Sausage and Spinach Breakfast Casserole (low carb/Keto)

Sausage and Spinach Breakfast Casserole (low carb/Keto)

Posted by Jessica Parker on Aug 7th 2019

This is the perfect recipe for those wanting a make-ahead breakfast that you can have in the fridge for several days. It is absolutely a keto friendly recipe with no gluten, lots of healthy fat and protein and even some greens! I personally love this kind of dish for any meal!

When you eat a high fat and moderate protein diet, your body stays satiated far longer than normal and your hunger hormones (leptin and ghrelin) come into balance. What does that mean? You will find yourself feeling less "munchy" and less controlled by cravings. You will also find that when you eat like this you will become more in touch with when to stop rather than having times of still feeling like you're "missing something" simply because your hunger hormones have been out of whack. When your body is out of balance internally like that, the signals get crossed and people end up feeling like they have no will power. Nourishing your body the way it was designed to be nourished will make the biggest difference.

Enjoy!!

INGREDIENTS:

1 pound ground breakfast sausage
8 oz cream cheese (full fat)
8 oz shredded cheddar cheese
8 oz heavy cream
5 oz baby spinach
6 eggs

DIRECTIONS:

Preheat the oven to 375 F.

Cook the breakfast sausage in a medium skillet over medium heat. Once it's cooked through, drain the excess fat. Place the skillet back on the stovetop and mix in the cream cheese until it is fully melted and incorporated. It helps melt faster if you cut the cream cheese into cubes before adding it to the sausage.

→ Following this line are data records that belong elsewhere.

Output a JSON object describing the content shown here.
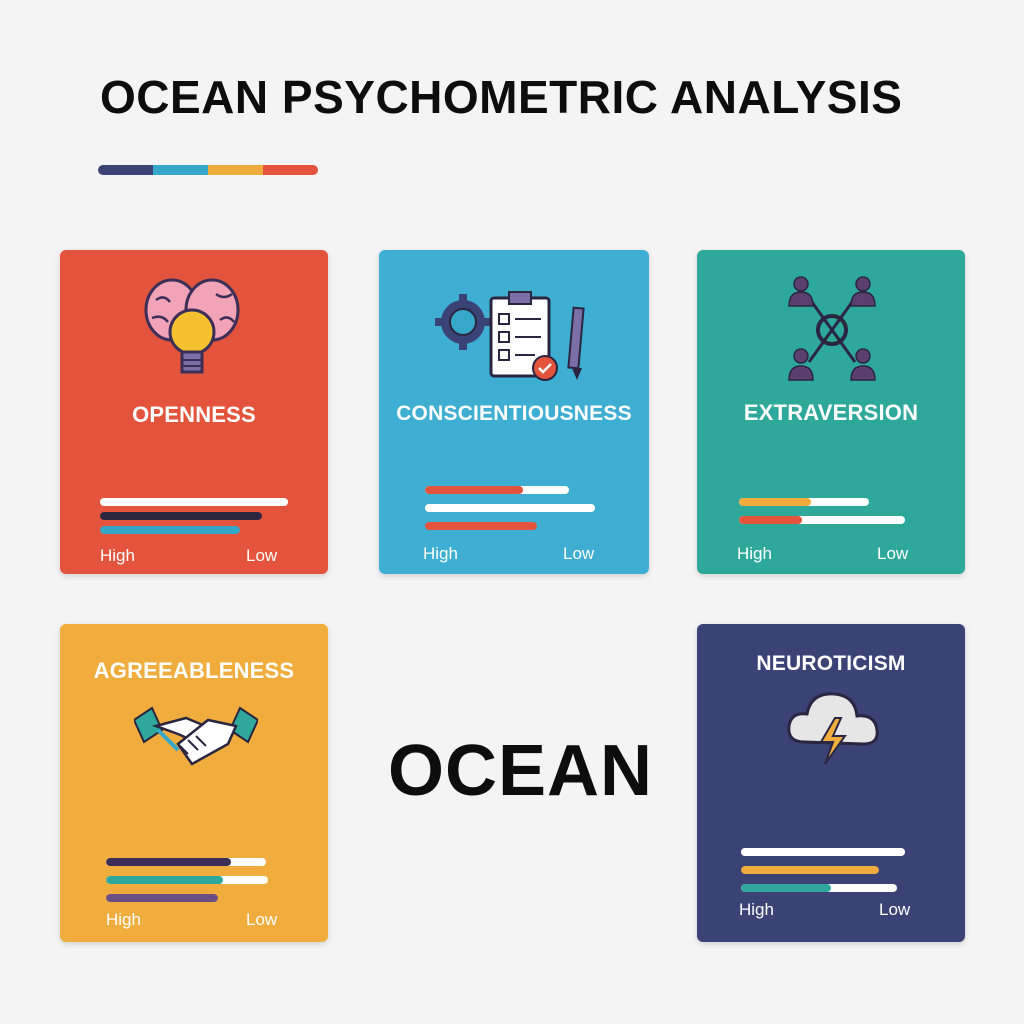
{
  "title": "OCEAN PSYCHOMETRIC ANALYSIS",
  "center_word": "OCEAN",
  "accent_colors": [
    "#3b4275",
    "#35a8c9",
    "#f0ad3d",
    "#e4533b"
  ],
  "cards": {
    "openness": {
      "label": "OPENNESS",
      "bg": "#e4533b",
      "icon": "brain-lightbulb-icon",
      "high": "High",
      "low": "Low",
      "bars": [
        {
          "color": "#ffffff",
          "fill": 1.0
        },
        {
          "color": "#2a2540",
          "fill": 0.85
        },
        {
          "color": "#35a8c9",
          "fill": 0.75
        }
      ]
    },
    "conscientiousness": {
      "label": "CONSCIENTIOUSNESS",
      "bg": "#3eaed3",
      "icon": "checklist-gear-pen-icon",
      "high": "High",
      "low": "Low",
      "bars": [
        {
          "color": "#e4533b",
          "fill": 0.68
        },
        {
          "color": "#ffffff",
          "fill": 1.0
        },
        {
          "color": "#e4533b",
          "fill": 0.68
        }
      ]
    },
    "extraversion": {
      "label": "EXTRAVERSION",
      "bg": "#2fa89c",
      "icon": "people-network-icon",
      "high": "High",
      "low": "Low",
      "bars": [
        {
          "color": "#f0ad3d",
          "fill": 0.45
        },
        {
          "color": "#e4533b",
          "fill": 0.38
        }
      ]
    },
    "agreeableness": {
      "label": "AGREEABLENESS",
      "bg": "#f0ad3d",
      "icon": "handshake-icon",
      "high": "High",
      "low": "Low",
      "bars": [
        {
          "color": "#3b2f5a",
          "fill": 0.78
        },
        {
          "color": "#2fa89c",
          "fill": 0.72
        },
        {
          "color": "#6a4f86",
          "fill": 0.72
        }
      ]
    },
    "neuroticism": {
      "label": "NEUROTICISM",
      "bg": "#3b4275",
      "icon": "storm-cloud-icon",
      "high": "High",
      "low": "Low",
      "bars": [
        {
          "color": "#ffffff",
          "fill": 1.0
        },
        {
          "color": "#f0ad3d",
          "fill": 0.85
        },
        {
          "color": "#2fa89c",
          "fill": 0.58
        }
      ]
    }
  }
}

In a medium bowl, beat the eggs and heavy cream together.

Place the spinach in a pot on the stove with just a couple tablespoons of water and heat it just until it is wilted.

Spread the sausage and cream cheese mixture on the bottom of a 13x9" casserole dish.

Sprinkle the wilted spinach evenly all over the top of the sausage mixture making sure spinach is drained well.

Next, sprinkle the shredded cheddar cheese on top of the spinach.

Finish by pouring the egg and heavy cream mixture evenly over top the layers. Pour slowly so the layers stay put.

Bake the casserole 35-40 minutes or until it starts to turn a golden brown.